Fiscal second quarter revenue of $1.5 billion was 10.6-percent higher than the same time last year, while six-month sales of $3 billion show a 7.7-percent increase.
“Most of our business is growing… we see growth across defense, across our intelligence business, across our civil business (with) strong double-digit growth in global commercial,” Rozanski said.
But it will take some time for revenue and head count growth to appear on Booz Allen’s bottom line. Chief Financial Officer Lloyd Howell said on the call the “timing and the cost” related to new hires is creating profit headwinds for the contractor.
From that, Booz Allen left its full-year earnings guidance unchanged at $1.83-$1.93 per share. The firm also held to its sales outlook of $6 billion-$6.2 billion, which indicates growth of 4-7 percent from the prior year’s $5.8 billion figure.
Underpinning the firm’s need to grow its headcount are two pricing-related trends in the market: agencies continuing to move away from low-price, technically acceptable contracts and growth in salaries of technical talent.
Howell said that in the reduction of many LPTA procurements, agencies have become “much more sophisticated in aligning the appropriate pricing (of contracts) with the capability support they are seeking.”
But all services contract bids still have a “degree of pricing pressure to it” Howell said.
The government services market is also experiencing some wage inflation of staffers in technology-related areas, Howell said. This is due to competition from agencies themselves but also Booz Allen’s competitors and other industries, he added.
And while not mentioned in the call specifically, the hires of already-cleared people will help the firm navigate the growing backlog of approved security clearances for government and contractor personnel.
Booz Allen also offered a small update on the Justice Department’s criminal and civil investigations disclosed in June into certain elements of the firm’s cost accounting and indirect cost charging practices for federal contracts, in essence what the firm bills agencies for overhead costs on those contracts.
In its latest quarterly filing accompanying the earnings release, Booz Allen said the Securities and Exchange Commission has “notified the company that it is conducting an investigation that the company believes relates to matters that are also the subject of the DOJ's investigation.

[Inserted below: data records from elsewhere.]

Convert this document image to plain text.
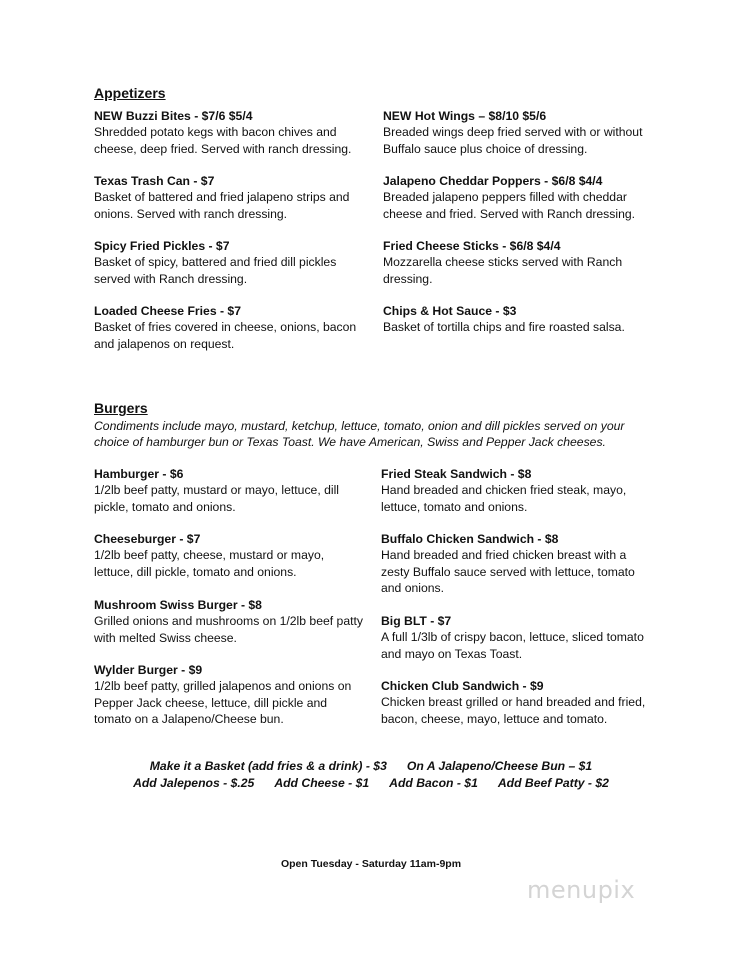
Appetizers
NEW Buzzi Bites - $7/6 $5/4
Shredded potato kegs with bacon chives and cheese, deep fried. Served with ranch dressing.
Texas Trash Can - $7
Basket of battered and fried jalapeno strips and onions. Served with ranch dressing.
Spicy Fried Pickles - $7
Basket of spicy, battered and fried dill pickles served with Ranch dressing.
Loaded Cheese Fries - $7
Basket of fries covered in cheese, onions, bacon and jalapenos on request.
NEW Hot Wings – $8/10 $5/6
Breaded wings deep fried served with or without Buffalo sauce plus choice of dressing.
Jalapeno Cheddar Poppers - $6/8 $4/4
Breaded jalapeno peppers filled with cheddar cheese and fried. Served with Ranch dressing.
Fried Cheese Sticks - $6/8 $4/4
Mozzarella cheese sticks served with Ranch dressing.
Chips & Hot Sauce - $3
Basket of tortilla chips and fire roasted salsa.
Burgers
Condiments include mayo, mustard, ketchup, lettuce, tomato, onion and dill pickles served on your choice of hamburger bun or Texas Toast. We have American, Swiss and Pepper Jack cheeses.
Hamburger - $6
1/2lb beef patty, mustard or mayo, lettuce, dill pickle, tomato and onions.
Cheeseburger - $7
1/2lb beef patty, cheese, mustard or mayo, lettuce, dill pickle, tomato and onions.
Mushroom Swiss Burger - $8
Grilled onions and mushrooms on 1/2lb beef patty with melted Swiss cheese.
Wylder Burger - $9
1/2lb beef patty, grilled jalapenos and onions on Pepper Jack cheese, lettuce, dill pickle and tomato on a Jalapeno/Cheese bun.
Fried Steak Sandwich - $8
Hand breaded and chicken fried steak, mayo, lettuce, tomato and onions.
Buffalo Chicken Sandwich - $8
Hand breaded and fried chicken breast with a zesty Buffalo sauce served with lettuce, tomato and onions.
Big BLT - $7
A full 1/3lb of crispy bacon, lettuce, sliced tomato and mayo on Texas Toast.
Chicken Club Sandwich - $9
Chicken breast grilled or hand breaded and fried, bacon, cheese, mayo, lettuce and tomato.
Make it a Basket (add fries & a drink) - $3 On A Jalapeno/Cheese Bun – $1
Add Jalepenos - $.25 Add Cheese - $1 Add Bacon - $1 Add Beef Patty - $2
Open Tuesday - Saturday 11am-9pm
menupix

In accordance with the company's practice, the company is cooperating with all relevant government parties.”
The firm did note in its filing it has been in contact with the SEC and other regulatory agencies “as is commonly the case with this type of matter.” Booz Allen has also hired an unidentified law firm to represent the contractor on the probe.

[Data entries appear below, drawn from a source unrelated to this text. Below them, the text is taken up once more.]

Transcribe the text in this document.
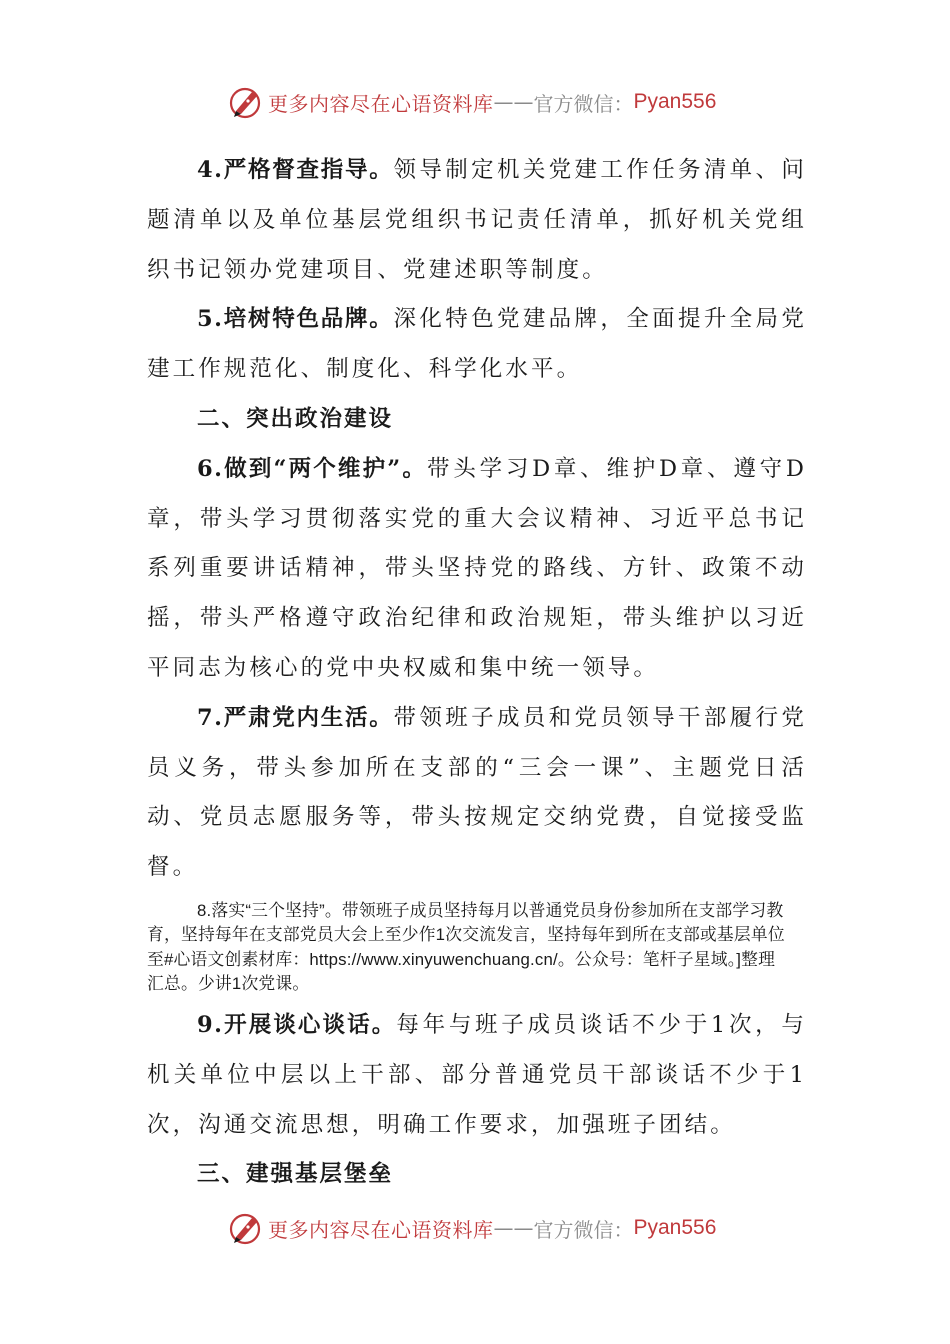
更多内容尽在心语资料库 —— 官方微信： Pyan556

4.严格督查指导。领导制定机关党建工作任务清单、问题清单以及单位基层党组织书记责任清单，抓好机关党组织书记领办党建项目、党建述职等制度。

5.培树特色品牌。深化特色党建品牌，全面提升全局党建工作规范化、制度化、科学化水平。

二、突出政治建设

6.做到“两个维护”。带头学习D章、维护D章、遵守D章，带头学习贯彻落实党的重大会议精神、习近平总书记系列重要讲话精神，带头坚持党的路线、方针、政策不动摇，带头严格遵守政治纪律和政治规矩，带头维护以习近平同志为核心的党中央权威和集中统一领导。

7.严肃党内生活。带领班子成员和党员领导干部履行党员义务，带头参加所在支部的“三会一课”、主题党日活动、党员志愿服务等，带头按规定交纳党费，自觉接受监督。

8.落实“三个坚持”。带领班子成员坚持每月以普通党员身份参加所在支部学习教育，坚持每年在支部党员大会上至少作1次交流发言，坚持每年到所在支部或基层单位至#心语文创素材库：https://www.xinyuwenchuang.cn/。公众号：笔杆子星域。]整理汇总。少讲1次党课。

9.开展谈心谈话。每年与班子成员谈话不少于1次，与机关单位中层以上干部、部分普通党员干部谈话不少于1次，沟通交流思想，明确工作要求，加强班子团结。

三、建强基层堡垒

更多内容尽在心语资料库 —— 官方微信： Pyan556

Rozanski said during the firm’s first quarter call in August the probe “is more likely to be years than months” before resolution.
In Monday’s second quarter call, Howell declined to comment on specific cost figures related to the probe but did note the firm saw “incremental higher legal expenses, as expected.”

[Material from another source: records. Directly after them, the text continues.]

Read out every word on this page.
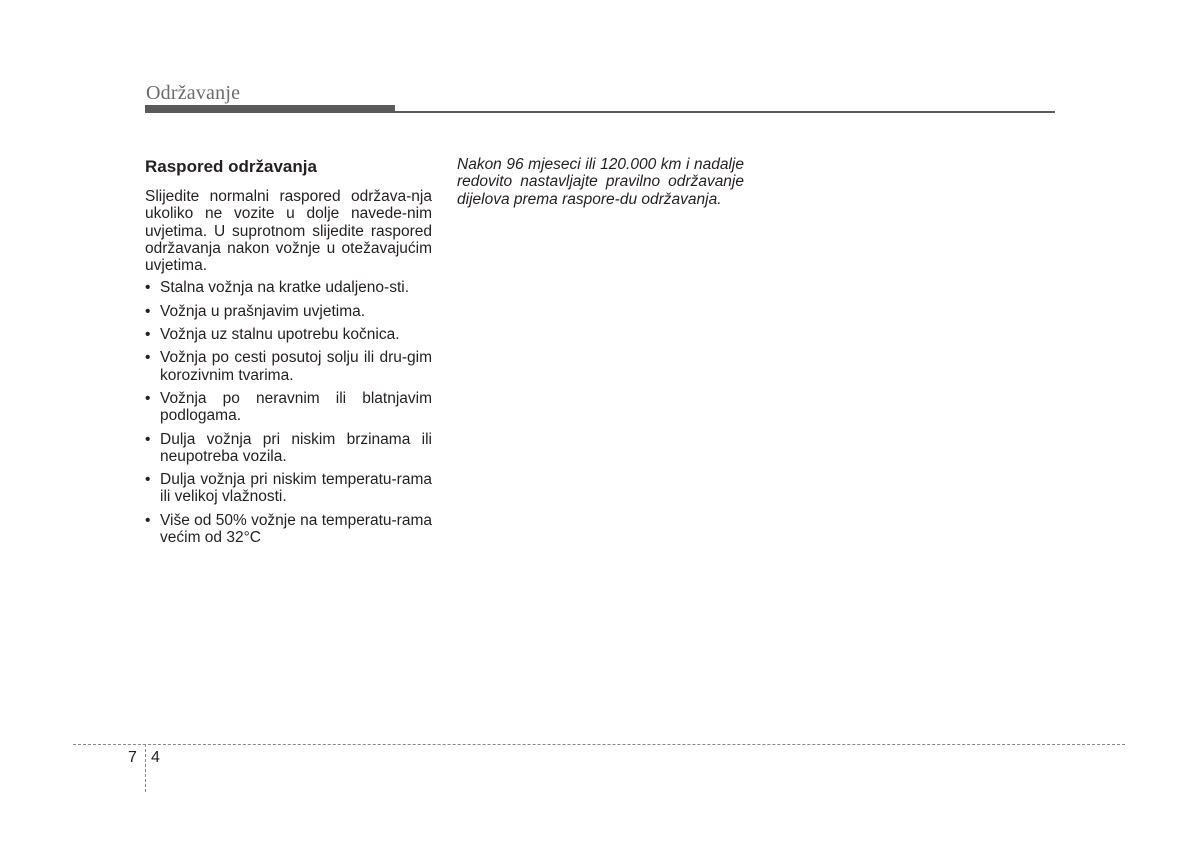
Održavanje
Raspored održavanja

Slijedite normalni raspored održava-nja ukoliko ne vozite u dolje navede-nim uvjetima. U suprotnom slijedite raspored održavanja nakon vožnje u otežavajućim uvjetima.

• Stalna vožnja na kratke udaljeno-sti.
• Vožnja u prašnjavim uvjetima.
• Vožnja uz stalnu upotrebu kočnica.
• Vožnja po cesti posutoj solju ili dru-gim korozivnim tvarima.
• Vožnja po neravnim ili blatnjavim podlogama.
• Dulja vožnja pri niskim brzinama ili neupotreba vozila.
• Dulja vožnja pri niskim temperatu-rama ili velikoj vlažnosti.
• Više od 50% vožnje na temperatu-rama većim od 32°C

Nakon 96 mjeseci ili 120.000 km i nadalje redovito nastavljajte pravilno održavanje dijelova prema raspore-du održavanja.

7 4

Shares in Booz Allen were 5 percent lower in early afternoon trade on the continued uncertainty over the probe and the unchanged profit guidance related to the hiring ramp-up.
Second quarter revenue of $1.5 billion was in-line with Wall Street’s consensus outlook, while earnings of 47 cents per share topped analyst expectations by 1 cent.
Booz Allen’s stock is 8 percent lower since the DOJ probe was disclosed after markets closed June 15. The stock plummeted 19 percent the following day.